Sin embargo, si observamos en cada interior callado verán que el igualamiento es solo en ese nivel de conciencia de un cuerpo vulnerable que pierde su libertad de movimiento, porque cada vida lleva su peculiar mochila de pérdidas que difieren llamativamente atendiendo a si, por ejemplo, transitas por el alambre de la pobreza o la incertidumbre laboral y vives en una casa comprimida y sin jardín, más parecida a una celda de cárcel o de convento, complicada para la convivencia material, desigual para los niños que corren en ella como enjaulados o para quienes comparten vida con alguien que les asusta. Y me llama la atención que quienes en ese igualamiento de privación de libertad más han jaleado su dolor no son los que tienen hambre, que teniendo razones para gritar están empequeñecidos pidiendo ayuda quizá por primera vez en sus vidas, sino quienes teniéndolo todo sienten por una vez haber perdido alguno de sus privilegios. Suelen, además, quejarse disfrazados de bandera común, resignificándola como si fuera solo propia, desprovistos de la diversidad que daría manifestarse en nombre de la pluralidad de la ciudadanía, bajo la apropiación simbólica de representar a un país como erróneamente expresan, homogeneizados por símbolos que apagan las singularidades, salvo en algunas inolvidables imágenes como la de esos inauditos manifestantes en descapotables, alguno con chófer, que con rotundidad dejaron ver lo profundo de la piel liberada de banderas, el tipo de desigualdad y sufrimiento que algunos privilegiados han padecido cuando gritan libertad.

Llama la atención el ruido contrastando con el silencio de esas cosas que hoy más que nunca debieran unirnos cuando toca trabajar juntos. Pero también la capacidad para culpar de las muertes a quienes culpan por el confinamiento que libra de las muertes.
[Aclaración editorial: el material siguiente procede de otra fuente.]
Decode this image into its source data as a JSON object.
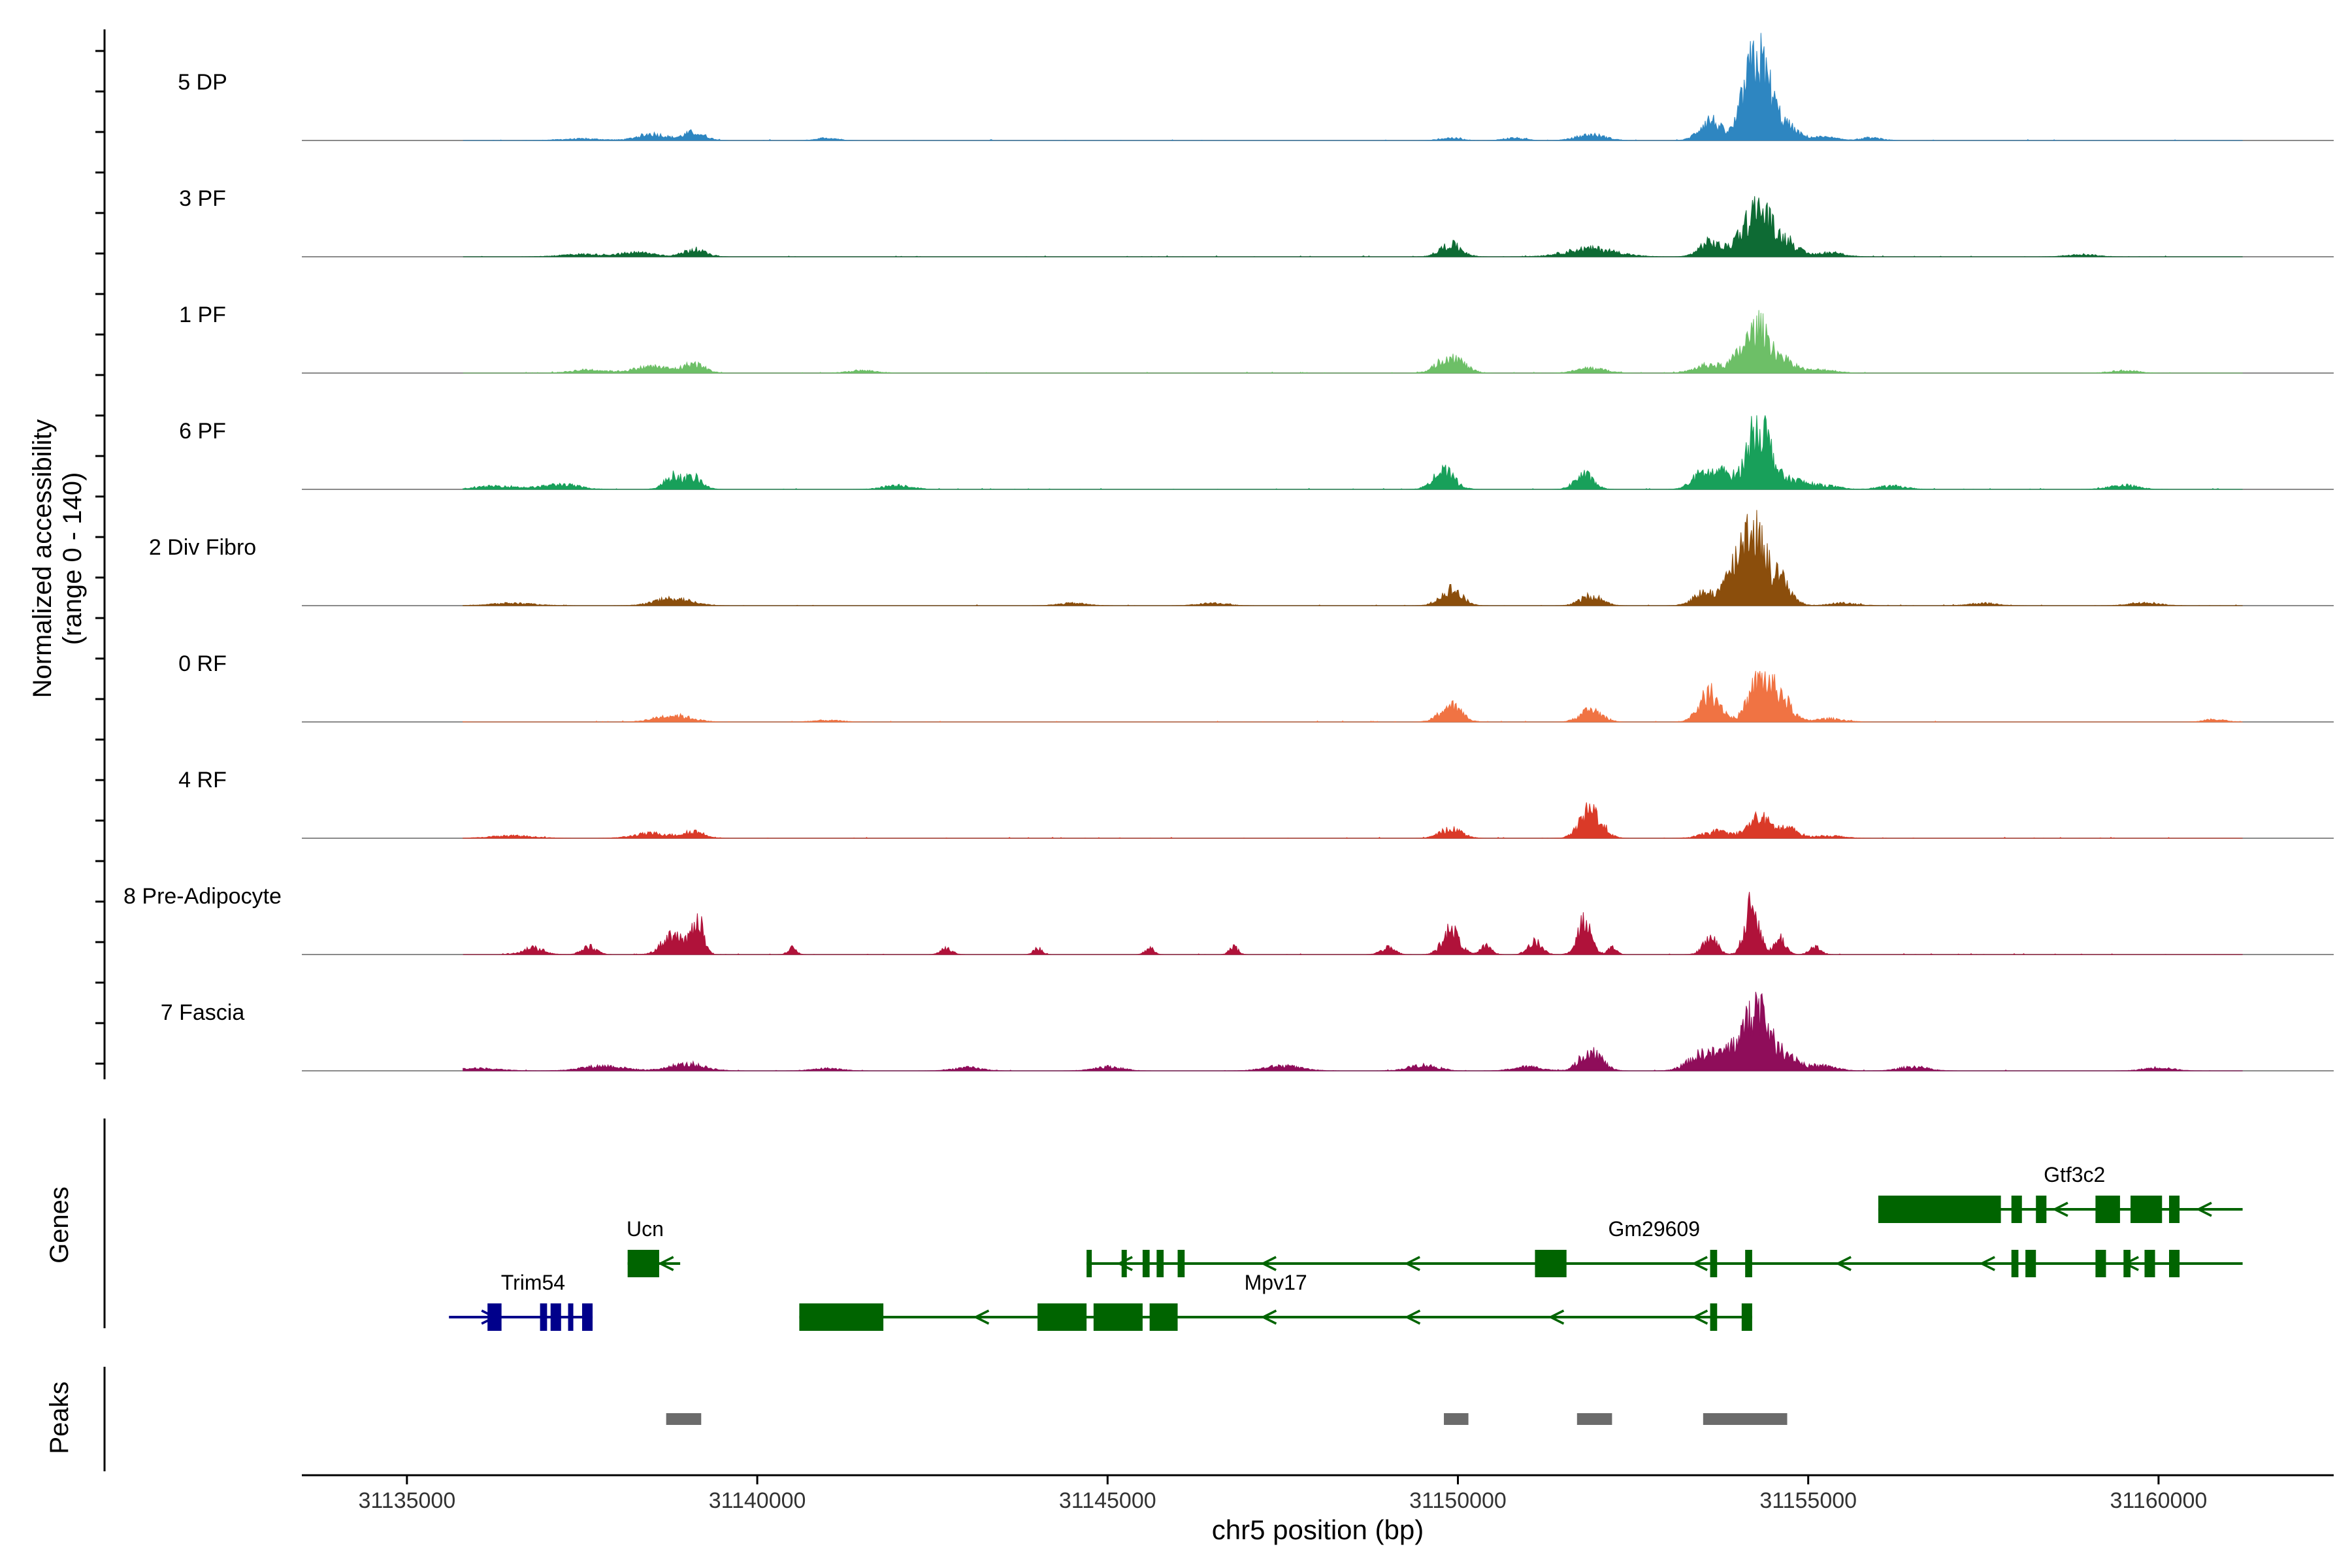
{
  "chart_data": {
    "type": "area",
    "y_axis_label": "Normalized accessibility",
    "y_axis_range_label": "(range 0 - 140)",
    "y_range": [
      0,
      140
    ],
    "x_axis_label": "chr5 position (bp)",
    "x_range": [
      31133500,
      31162500
    ],
    "x_ticks": [
      {
        "value": 31135000,
        "label": "31135000"
      },
      {
        "value": 31140000,
        "label": "31140000"
      },
      {
        "value": 31145000,
        "label": "31145000"
      },
      {
        "value": 31150000,
        "label": "31150000"
      },
      {
        "value": 31155000,
        "label": "31155000"
      },
      {
        "value": 31160000,
        "label": "31160000"
      }
    ],
    "genes_label": "Genes",
    "peaks_label": "Peaks",
    "tracks": [
      {
        "name": "5 DP",
        "color": "#2E86C1",
        "peaks": [
          [
            31137500,
            2,
            300
          ],
          [
            31138500,
            8,
            200
          ],
          [
            31139100,
            10,
            150
          ],
          [
            31141000,
            3,
            150
          ],
          [
            31149900,
            3,
            150
          ],
          [
            31150800,
            3,
            150
          ],
          [
            31151900,
            7,
            200
          ],
          [
            31153600,
            25,
            150
          ],
          [
            31154100,
            20,
            120
          ],
          [
            31154300,
            95,
            170
          ],
          [
            31154700,
            15,
            150
          ],
          [
            31155200,
            4,
            200
          ],
          [
            31155900,
            3,
            150
          ]
        ]
      },
      {
        "name": "3 PF",
        "color": "#0E6B34",
        "peaks": [
          [
            31137500,
            3,
            300
          ],
          [
            31138300,
            5,
            250
          ],
          [
            31139100,
            9,
            150
          ],
          [
            31149900,
            15,
            150
          ],
          [
            31151900,
            10,
            350
          ],
          [
            31153600,
            18,
            150
          ],
          [
            31154000,
            15,
            120
          ],
          [
            31154300,
            60,
            170
          ],
          [
            31154700,
            18,
            150
          ],
          [
            31155300,
            5,
            200
          ],
          [
            31158900,
            3,
            200
          ]
        ]
      },
      {
        "name": "1 PF",
        "color": "#6DBF67",
        "peaks": [
          [
            31137600,
            4,
            250
          ],
          [
            31138500,
            8,
            250
          ],
          [
            31139100,
            11,
            150
          ],
          [
            31141500,
            3,
            200
          ],
          [
            31149900,
            20,
            180
          ],
          [
            31151900,
            6,
            200
          ],
          [
            31153600,
            10,
            200
          ],
          [
            31154000,
            12,
            120
          ],
          [
            31154300,
            55,
            170
          ],
          [
            31154700,
            12,
            150
          ],
          [
            31155200,
            4,
            200
          ],
          [
            31159500,
            3,
            200
          ]
        ]
      },
      {
        "name": "6 PF",
        "color": "#18A05A",
        "peaks": [
          [
            31136300,
            4,
            300
          ],
          [
            31137200,
            6,
            250
          ],
          [
            31138800,
            16,
            120
          ],
          [
            31139100,
            14,
            120
          ],
          [
            31142000,
            5,
            200
          ],
          [
            31149800,
            22,
            150
          ],
          [
            31151800,
            18,
            130
          ],
          [
            31153500,
            20,
            150
          ],
          [
            31153800,
            18,
            120
          ],
          [
            31154300,
            80,
            170
          ],
          [
            31154800,
            10,
            150
          ],
          [
            31155200,
            5,
            200
          ],
          [
            31156200,
            4,
            200
          ],
          [
            31159500,
            5,
            200
          ]
        ]
      },
      {
        "name": "2 Div Fibro",
        "color": "#8B4E0C",
        "peaks": [
          [
            31136500,
            3,
            300
          ],
          [
            31138800,
            9,
            250
          ],
          [
            31144500,
            3,
            200
          ],
          [
            31146500,
            3,
            200
          ],
          [
            31149900,
            20,
            150
          ],
          [
            31151900,
            12,
            150
          ],
          [
            31153500,
            15,
            150
          ],
          [
            31153900,
            25,
            150
          ],
          [
            31154200,
            95,
            170
          ],
          [
            31154600,
            30,
            150
          ],
          [
            31155500,
            3,
            200
          ],
          [
            31157500,
            3,
            200
          ],
          [
            31159800,
            4,
            200
          ]
        ]
      },
      {
        "name": "0 RF",
        "color": "#F07343",
        "peaks": [
          [
            31135500,
            3,
            150
          ],
          [
            31138800,
            8,
            250
          ],
          [
            31141000,
            2,
            200
          ],
          [
            31149900,
            20,
            150
          ],
          [
            31151900,
            15,
            150
          ],
          [
            31153600,
            35,
            150
          ],
          [
            31154300,
            48,
            150
          ],
          [
            31154600,
            30,
            150
          ],
          [
            31155300,
            4,
            200
          ],
          [
            31160800,
            3,
            150
          ]
        ]
      },
      {
        "name": "4 RF",
        "color": "#DA3A28",
        "peaks": [
          [
            31136500,
            3,
            300
          ],
          [
            31138500,
            6,
            250
          ],
          [
            31139100,
            8,
            150
          ],
          [
            31149900,
            12,
            150
          ],
          [
            31151900,
            35,
            150
          ],
          [
            31153700,
            8,
            200
          ],
          [
            31154300,
            25,
            150
          ],
          [
            31154700,
            12,
            150
          ],
          [
            31155300,
            3,
            200
          ]
        ]
      },
      {
        "name": "8 Pre-Adipocyte",
        "color": "#B0123A",
        "peaks": [
          [
            31136800,
            8,
            150
          ],
          [
            31137600,
            10,
            100
          ],
          [
            31138800,
            25,
            150
          ],
          [
            31139150,
            45,
            80
          ],
          [
            31140500,
            8,
            60
          ],
          [
            31142700,
            8,
            80
          ],
          [
            31144000,
            8,
            60
          ],
          [
            31145600,
            8,
            60
          ],
          [
            31146800,
            10,
            60
          ],
          [
            31149000,
            8,
            100
          ],
          [
            31149900,
            30,
            120
          ],
          [
            31150400,
            10,
            80
          ],
          [
            31151100,
            15,
            100
          ],
          [
            31151800,
            40,
            100
          ],
          [
            31152200,
            10,
            60
          ],
          [
            31153600,
            20,
            100
          ],
          [
            31154200,
            60,
            100
          ],
          [
            31154600,
            20,
            80
          ],
          [
            31155100,
            10,
            80
          ]
        ]
      },
      {
        "name": "7 Fascia",
        "color": "#8F0D5A",
        "peaks": [
          [
            31136000,
            3,
            300
          ],
          [
            31137800,
            6,
            300
          ],
          [
            31139000,
            8,
            250
          ],
          [
            31141000,
            3,
            200
          ],
          [
            31143000,
            4,
            200
          ],
          [
            31145000,
            5,
            200
          ],
          [
            31147500,
            6,
            250
          ],
          [
            31149500,
            7,
            200
          ],
          [
            31151000,
            5,
            200
          ],
          [
            31151900,
            25,
            150
          ],
          [
            31153500,
            20,
            200
          ],
          [
            31154000,
            30,
            200
          ],
          [
            31154300,
            70,
            150
          ],
          [
            31154700,
            20,
            150
          ],
          [
            31155200,
            6,
            200
          ],
          [
            31156500,
            5,
            200
          ],
          [
            31160000,
            4,
            200
          ]
        ]
      }
    ],
    "genes": [
      {
        "name": "Trim54",
        "color": "#00008B",
        "row": 3,
        "strand": "+",
        "start": 31135600,
        "end": 31137650,
        "exons": [
          [
            31136150,
            31136350
          ],
          [
            31136900,
            31137000
          ],
          [
            31137050,
            31137200
          ],
          [
            31137300,
            31137350
          ],
          [
            31137500,
            31137650
          ]
        ],
        "label_x": 31136800,
        "label_row": 3
      },
      {
        "name": "Ucn",
        "color": "#006400",
        "row": 2,
        "strand": "-",
        "start": 31138150,
        "end": 31138900,
        "exons": [
          [
            31138150,
            31138600
          ]
        ],
        "label_x": 31138400,
        "label_row": 2
      },
      {
        "name": "Mpv17",
        "color": "#006400",
        "row": 3,
        "strand": "-",
        "start": 31140600,
        "end": 31154200,
        "exons": [
          [
            31140600,
            31141800
          ],
          [
            31144000,
            31144700
          ],
          [
            31144800,
            31145500
          ],
          [
            31145600,
            31146000
          ],
          [
            31153600,
            31153700
          ],
          [
            31154050,
            31154200
          ]
        ],
        "label_x": 31147400,
        "label_row": 3
      },
      {
        "name": "Gm29609",
        "color": "#006400",
        "row": 2,
        "strand": "-",
        "start": 31144700,
        "end": 31161200,
        "exons": [
          [
            31144700,
            31144750
          ],
          [
            31145200,
            31145250
          ],
          [
            31145500,
            31145600
          ],
          [
            31145700,
            31145800
          ],
          [
            31146000,
            31146100
          ],
          [
            31151100,
            31151550
          ],
          [
            31153600,
            31153700
          ],
          [
            31154100,
            31154200
          ],
          [
            31157900,
            31158000
          ],
          [
            31158100,
            31158250
          ],
          [
            31159100,
            31159250
          ],
          [
            31159500,
            31159600
          ],
          [
            31159800,
            31159950
          ],
          [
            31160150,
            31160300
          ]
        ],
        "label_x": 31152800,
        "label_row": 2
      },
      {
        "name": "Gtf3c2",
        "color": "#006400",
        "row": 1,
        "strand": "-",
        "start": 31156000,
        "end": 31161200,
        "exons": [
          [
            31156000,
            31157750
          ],
          [
            31157900,
            31158050
          ],
          [
            31158250,
            31158400
          ],
          [
            31159100,
            31159450
          ],
          [
            31159600,
            31160050
          ],
          [
            31160150,
            31160300
          ]
        ],
        "label_x": 31158800,
        "label_row": 1
      }
    ],
    "peaks_regions": [
      [
        31138700,
        31139200
      ],
      [
        31149800,
        31150150
      ],
      [
        31151700,
        31152200
      ],
      [
        31153500,
        31154700
      ]
    ]
  }
}
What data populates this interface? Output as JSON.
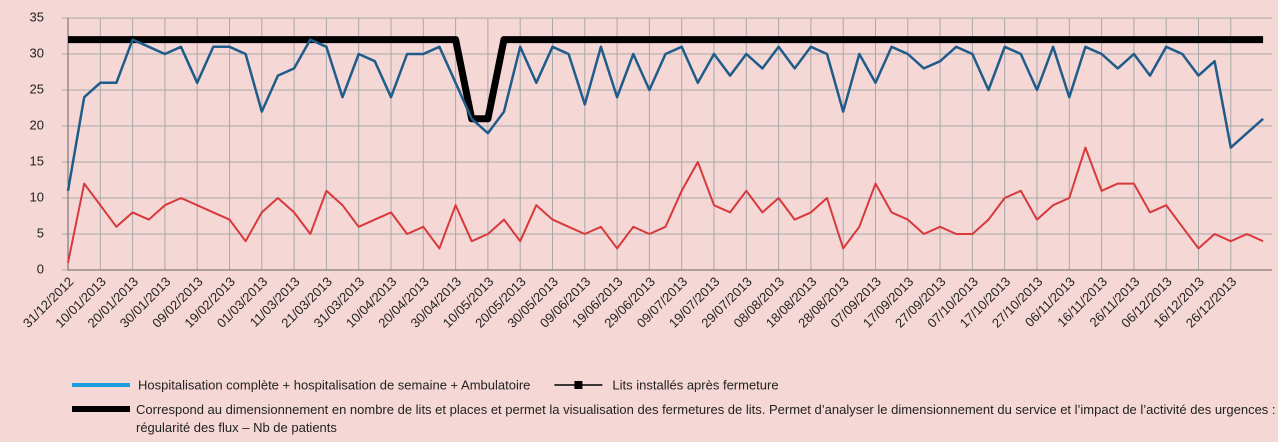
{
  "chart_data": {
    "type": "line",
    "categories": [
      "31/12/2012",
      null,
      "10/01/2013",
      null,
      "20/01/2013",
      null,
      "30/01/2013",
      null,
      "09/02/2013",
      null,
      "19/02/2013",
      null,
      "01/03/2013",
      null,
      "11/03/2013",
      null,
      "21/03/2013",
      null,
      "31/03/2013",
      null,
      "10/04/2013",
      null,
      "20/04/2013",
      null,
      "30/04/2013",
      null,
      "10/05/2013",
      null,
      "20/05/2013",
      null,
      "30/05/2013",
      null,
      "09/06/2013",
      null,
      "19/06/2013",
      null,
      "29/06/2013",
      null,
      "09/07/2013",
      null,
      "19/07/2013",
      null,
      "29/07/2013",
      null,
      "08/08/2013",
      null,
      "18/08/2013",
      null,
      "28/08/2013",
      null,
      "07/09/2013",
      null,
      "17/09/2013",
      null,
      "27/09/2013",
      null,
      "07/10/2013",
      null,
      "17/10/2013",
      null,
      "27/10/2013",
      null,
      "06/11/2013",
      null,
      "16/11/2013",
      null,
      "26/11/2013",
      null,
      "06/12/2013",
      null,
      "16/12/2013",
      null,
      "26/12/2013",
      null,
      null
    ],
    "series": [
      {
        "name": "Hospitalisation complète + hospitalisation de semaine + Ambulatoire",
        "color": "#1f5c8a",
        "legend_color": "#1a9fdc",
        "width": 2.5,
        "values": [
          11,
          24,
          26,
          26,
          32,
          31,
          30,
          31,
          26,
          31,
          31,
          30,
          22,
          27,
          28,
          32,
          31,
          24,
          30,
          29,
          24,
          30,
          30,
          31,
          26,
          21,
          19,
          22,
          31,
          26,
          31,
          30,
          23,
          31,
          24,
          30,
          25,
          30,
          31,
          26,
          30,
          27,
          30,
          28,
          31,
          28,
          31,
          30,
          22,
          30,
          26,
          31,
          30,
          28,
          29,
          31,
          30,
          25,
          31,
          30,
          25,
          31,
          24,
          31,
          30,
          28,
          30,
          27,
          31,
          30,
          27,
          29,
          17,
          19,
          21
        ]
      },
      {
        "name": "Correspond au dimensionnement en nombre de lits et places et permet la visualisation des fermetures de lits. Permet d’analyser le dimensionnement du service et l’impact de l’activité des urgences : régularité des flux – Nb de patients",
        "color": "#000000",
        "width": 7,
        "values": [
          32,
          32,
          32,
          32,
          32,
          32,
          32,
          32,
          32,
          32,
          32,
          32,
          32,
          32,
          32,
          32,
          32,
          32,
          32,
          32,
          32,
          32,
          32,
          32,
          32,
          21,
          21,
          32,
          32,
          32,
          32,
          32,
          32,
          32,
          32,
          32,
          32,
          32,
          32,
          32,
          32,
          32,
          32,
          32,
          32,
          32,
          32,
          32,
          32,
          32,
          32,
          32,
          32,
          32,
          32,
          32,
          32,
          32,
          32,
          32,
          32,
          32,
          32,
          32,
          32,
          32,
          32,
          32,
          32,
          32,
          32,
          32,
          32,
          32,
          32
        ]
      },
      {
        "color": "#d8393b",
        "width": 2,
        "values": [
          1,
          12,
          9,
          6,
          8,
          7,
          9,
          10,
          9,
          8,
          7,
          4,
          8,
          10,
          8,
          5,
          11,
          9,
          6,
          7,
          8,
          5,
          6,
          3,
          9,
          4,
          5,
          7,
          4,
          9,
          7,
          6,
          5,
          6,
          3,
          6,
          5,
          6,
          11,
          15,
          9,
          8,
          11,
          8,
          10,
          7,
          8,
          10,
          3,
          6,
          12,
          8,
          7,
          5,
          6,
          5,
          5,
          7,
          10,
          11,
          7,
          9,
          10,
          17,
          11,
          12,
          12,
          8,
          9,
          6,
          3,
          5,
          4,
          5,
          4
        ]
      }
    ],
    "legend_items": [
      "Lits installés après fermeture"
    ],
    "ylim": [
      0,
      35
    ],
    "yticks": [
      0,
      5,
      10,
      15,
      20,
      25,
      30,
      35
    ],
    "grid": true
  }
}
Hacerlo al mismo tiempo, como si dieran por hecho que nadie piensa, que la escuela de Trump sigue teniendo recorrido sentenciando y desacreditando, huyendo hacia delante, quejándose por defecto, porque sí. Quienes manejan los ruidos han explotado que la ira se contagia y prende más rápido que el esfuerzo de construir unidos, también que el pensamiento, especialmente el que acontece en voz baja y es propositivo. Pero no se confíen. Sucumbir a que solo el ruido puede tener protagonismo social es dar cerillas a los pirómanos, y confiamos en que quienes callan siguen trabajando, entre otras cosas, para no permitirlo.

Remedios Zafra es ensayista. Autora de El entusiasmo. Precariedad y trabajo creativo en la era digital (Anagrama).